Triomphe de l’œcuménisme du sang, Rome et Alexandrie ont commémoré, ensemble, cette année, les 21 martyrs de Libye, égorgés par l’organisation de l’État islamique sur une plage de Syrte, le 15 février 2015. La cérémonie commune était présidée par le cardinal Kurt Koch, préfet du dicastère pour la Promotion de l’unité des chrétiens. Elle s’est tenue en la chapelle du chœur de la basilique Saint-Pierre. Pour l’Église catholique, il s’agissait d’une première.
Pour mesurer l’importance de cet événement, il suffit de rappeler qu’il y a encore cinquante ans, le siège de saint Pierre et le siège de saint Marc ne s’étaient plus parlé pendant… seize siècles environ, exactement depuis le concile de Chalcédoine de 451.
Pour l’orientaliste et égyptologue belge, Christian Cannuyer, directeur de l’association Solidarité-Orient, active à Bruxelles, «il faut y voir un signe des temps, une initiative prophétique». «Pour la première fois, l’Église catholique inscrit au martyrologe romain des saints appartenant à une église qui n’est plus en communion historique avec Rome, a-t-il expliqué à Vatican News. Cela correspond à la notion de l’œcuménisme du sang forgée par le pape François. Au-delà du dialogue théologique institutionnel, parfois décevant par sa lenteur et son manque de témérité, il y a cette communion dans la souffrance et dans la persécution que partagent, notamment au Proche-Orient, face au fanatisme, les catholiques, les protestants et les orthodoxes.»
«Les coptes ont une sensibilité très vive à l’égard du phénomène du martyre, ajoute M. Cannuyer à Vatican News. L’ère copte commence non pas avec la naissance de Notre-Seigneur, mais en l’an 284 de notre ère, avec le règne de Dioclétien, l’empereur à avoir persécuté en dernier lieu les chrétiens. On l’appelle l’ère des martyrs. Les églises coptes sont truffées d’icônes représentant des martyrs anciens, souvent représentés à cheval, symbole du bien qui domine le mal. Aujourd’hui, depuis la montée en puissance de l’islamisme et les problèmes que connaît l’Égypte, il y a régulièrement des martyrs chrétiens. En Égypte, les coptes ont une attitude exemplaire vis-à-vis de ces saints persécutés en notre époque contemporaine.»
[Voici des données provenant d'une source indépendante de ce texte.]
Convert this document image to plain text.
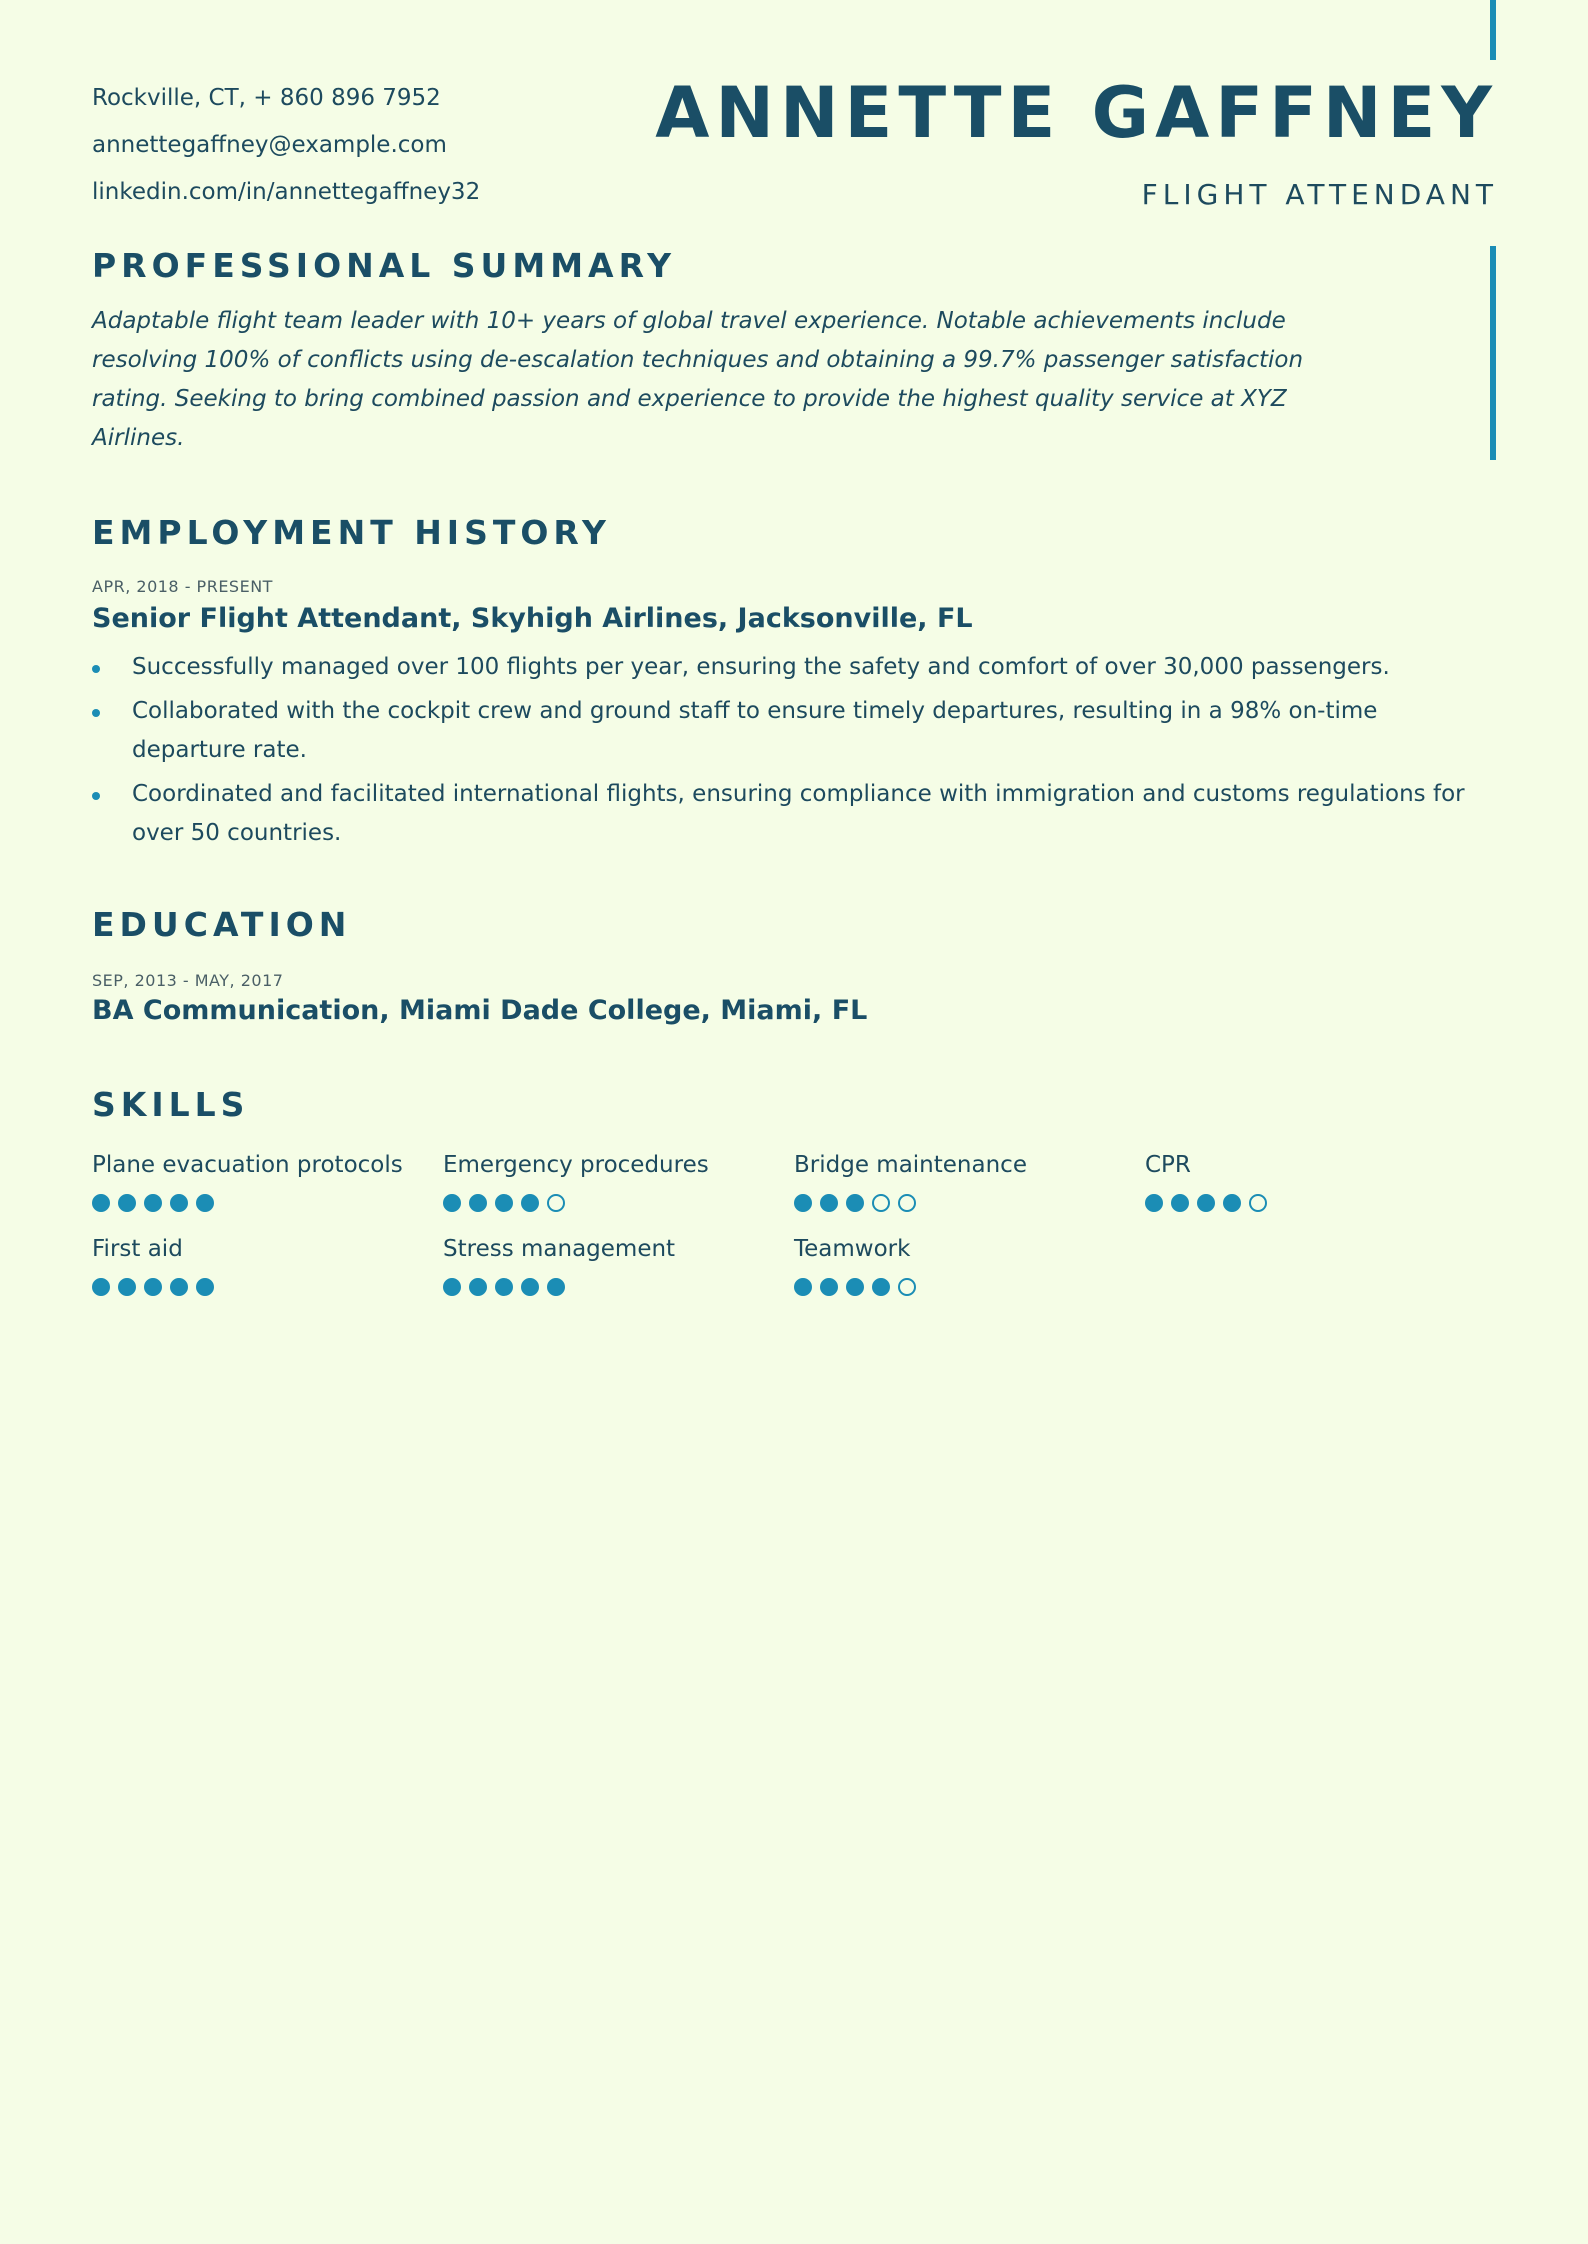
Rockville, CT, + 860 896 7952
annettegaffney@example.com
linkedin.com/in/annettegaffney32
ANNETTE GAFFNEY
FLIGHT ATTENDANT
PROFESSIONAL SUMMARY
Adaptable flight team leader with 10+ years of global travel experience. Notable achievements include resolving 100% of conflicts using de-escalation techniques and obtaining a 99.7% passenger satisfaction rating. Seeking to bring combined passion and experience to provide the highest quality service at XYZ Airlines.
EMPLOYMENT HISTORY
APR, 2018 - PRESENT
Senior Flight Attendant, Skyhigh Airlines, Jacksonville, FL
Successfully managed over 100 flights per year, ensuring the safety and comfort of over 30,000 passengers.
Collaborated with the cockpit crew and ground staff to ensure timely departures, resulting in a 98% on-time departure rate.
Coordinated and facilitated international flights, ensuring compliance with immigration and customs regulations for over 50 countries.
EDUCATION
SEP, 2013 - MAY, 2017
BA Communication, Miami Dade College, Miami, FL
SKILLS
Plane evacuation protocols	Emergency procedures	Bridge maintenance	CPR
First aid	Stress management	Teamwork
«D’ailleurs, poursuit l’orientaliste, les martyrs de février 2015 se sont vu ériger, avec le financement de l’État, une grande basilique, un martyrium. Loin d’être un lieu de désespérance, c’est un lieu de foi, de prière, de communion et d’espérance en l’avenir de l’église d’Égypte.»
Intuition prometteuse
L’égyptologue affirme que la création, l’été dernier, par le pape François, d’une commission pour les nouveaux martyrs-témoins de la foi, issus de toutes les confessions chrétiennes, est «une intuition prometteuse».
«Il faudra bien qu’un jour, poursuit M. Cannuyer, les églises séparées reconnaissent la sainteté de ces témoins de la foi ayant jalonné l’histoire de ces églises depuis leur séparation. Je suis toujours étonné, quand je vais en Éthiopie, par exemple, de voir la dévotion que beaucoup de chrétiens orthodoxes nourrissent à l’égard de la petite Thérèse de l’Enfant-Jésus. En Égypte, la si populaire Vierge des apparitions de Zeitoun en 1968, est en fait l’image de la Vierge de la rue du Bac qui est apparue à Catherine Labouré. Ces capillarités de sainteté touchent nos églises, malgré les séparations historiques et théologiques qui les opposent.»
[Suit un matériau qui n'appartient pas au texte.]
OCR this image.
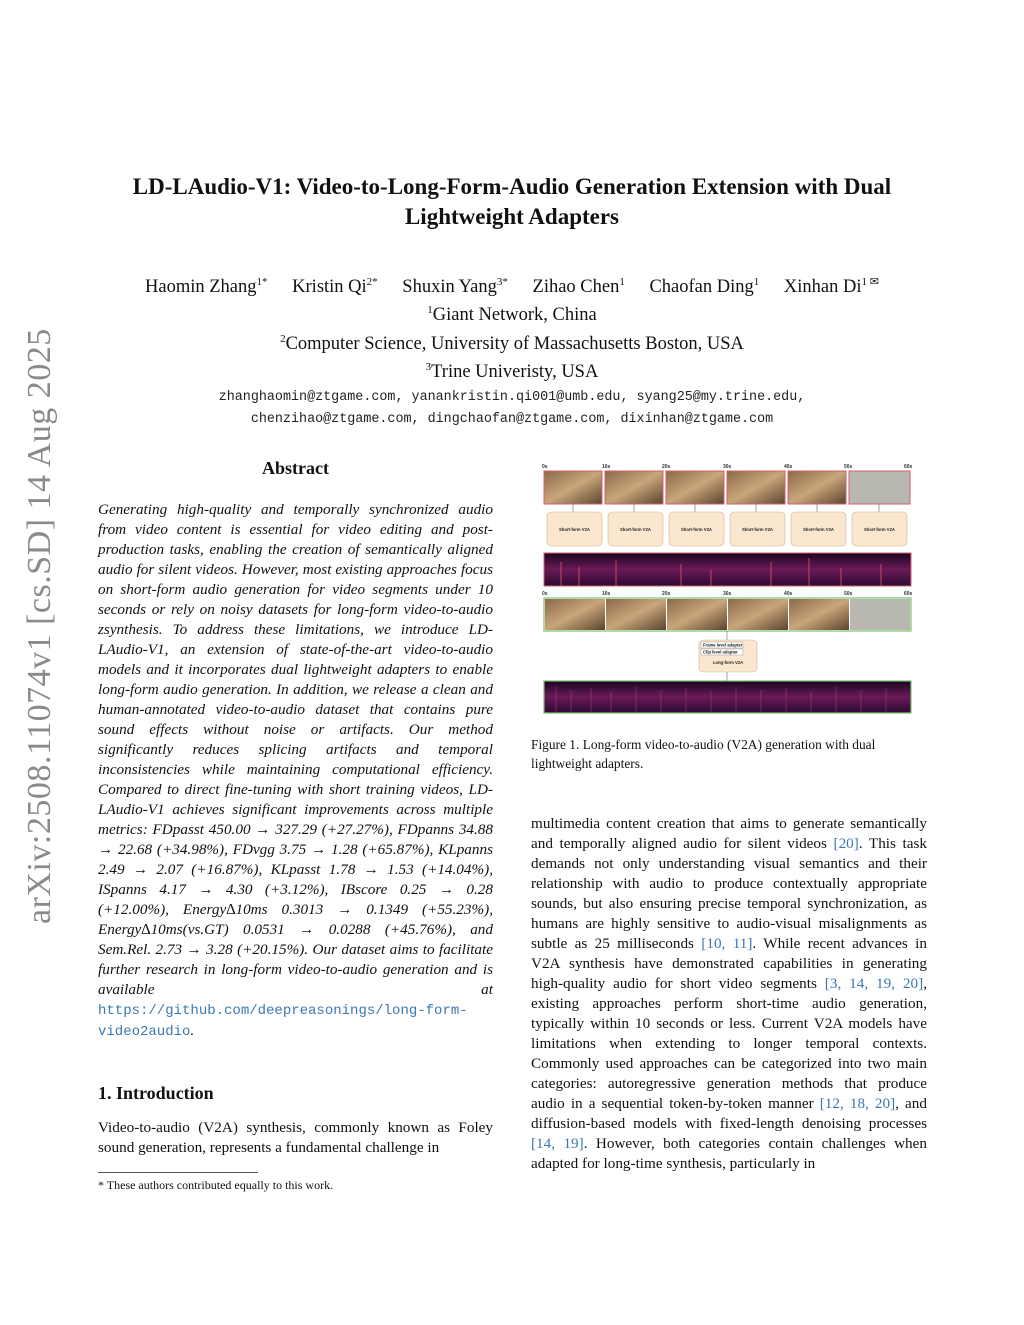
arXiv:2508.11074v1 [cs.SD] 14 Aug 2025
LD-LAudio-V1: Video-to-Long-Form-Audio Generation Extension with Dual
Lightweight Adapters
Haomin Zhang$^{1*}$ Kristin $Qi^{2*}$ Shuxin Yang$^{3*}$ Zihao Chen$^1$ Chaofan Ding$^1$ Xinhan $Di^{1 ✉}$
$^1$Giant Network, China
$^2$Computer Science, University of Massachusetts Boston, USA
$^3$Trine Univeristy, USA
zhanghaomin@ztgame.com, yanankristin.qi001@umb.edu, syang25@my.trine.edu,
chenzihao@ztgame.com, dingchaofan@ztgame.com, dixinhan@ztgame.com
Abstract
Generating high-quality and temporally synchronized audio from video content is essential for video editing and post-production tasks, enabling the creation of semantically aligned audio for silent videos. However, most existing approaches focus on short-form audio generation for video segments under 10 seconds or rely on noisy datasets for long-form video-to-audio zsynthesis. To address these limitations, we introduce LD-LAudio-V1, an extension of state-of-the-art video-to-audio models and it incorporates dual lightweight adapters to enable long-form audio generation. In addition, we release a clean and human-annotated video-to-audio dataset that contains pure sound effects without noise or artifacts. Our method significantly reduces splicing artifacts and temporal inconsistencies while maintaining computational efficiency. Compared to direct fine-tuning with short training videos, LD-LAudio-V1 achieves significant improvements across multiple metrics: FDpasst 450.00 → 327.29 (+27.27%), FDpanns 34.88 → 22.68 (+34.98%), FDvgg 3.75 → 1.28 (+65.87%), KLpanns 2.49 → 2.07 (+16.87%), KLpasst 1.78 → 1.53 (+14.04%), ISpanns 4.17 → 4.30 (+3.12%), IBscore 0.25 → 0.28 (+12.00%), Energy∆10ms 0.3013 → 0.1349 (+55.23%), Energy∆10ms(vs.GT) 0.0531 → 0.0288 (+45.76%), and Sem.Rel. 2.73 → 3.28 (+20.15%). Our dataset aims to facilitate further research in long-form video-to-audio generation and is available at https://github.com/deepreasonings/long-form-video2audio.
1. Introduction
Video-to-audio (V2A) synthesis, commonly known as Foley sound generation, represents a fundamental challenge in
* These authors contributed equally to this work.
0s	10s	20s	30s	40s	50s	60s
Short-form V2A	Short-form V2A	Short-form V2A	Short-form V2A	Short-form V2A	Short-form V2A
0s	10s	20s	30s	40s	50s	60s
Frame level adapter
Clip level adapter
Long-form V2A
Figure 1. Long-form video-to-audio (V2A) generation with dual lightweight adapters.
multimedia content creation that aims to generate semantically and temporally aligned audio for silent videos [20]. This task demands not only understanding visual semantics and their relationship with audio to produce contextually appropriate sounds, but also ensuring precise temporal synchronization, as humans are highly sensitive to audio-visual misalignments as subtle as 25 milliseconds [10, 11]. While recent advances in V2A synthesis have demonstrated capabilities in generating high-quality audio for short video segments [3, 14, 19, 20], existing approaches perform short-time audio generation, typically within 10 seconds or less. Current V2A models have limitations when extending to longer temporal contexts. Commonly used approaches can be categorized into two main categories: autoregressive generation methods that produce audio in a sequential token-by-token manner [12, 18, 20], and diffusion-based models with fixed-length denoising processes [14, 19]. However, both categories contain challenges when adapted for long-time synthesis, particularly in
Rappelons qu’entre Rome et Alexandrie, les relations ont été renouées en 1973, quand Chenouda III et Paul VI ont signé une déclaration christologique commune, reconnaissant qu’ils «confessent le même Seigneur Jésus-Christ», malgré les divisions de l’histoire. Leurs successeurs, Tawadros II et François, ont décidé de commémorer chaque année cet accord et d’en faire une journée de l’amitié et de la fraternité entre l’église copte et l’église de Rome. «Ce qu’ils font est un exemple qui a valeur d’universalité», assure Christian Cannuyer.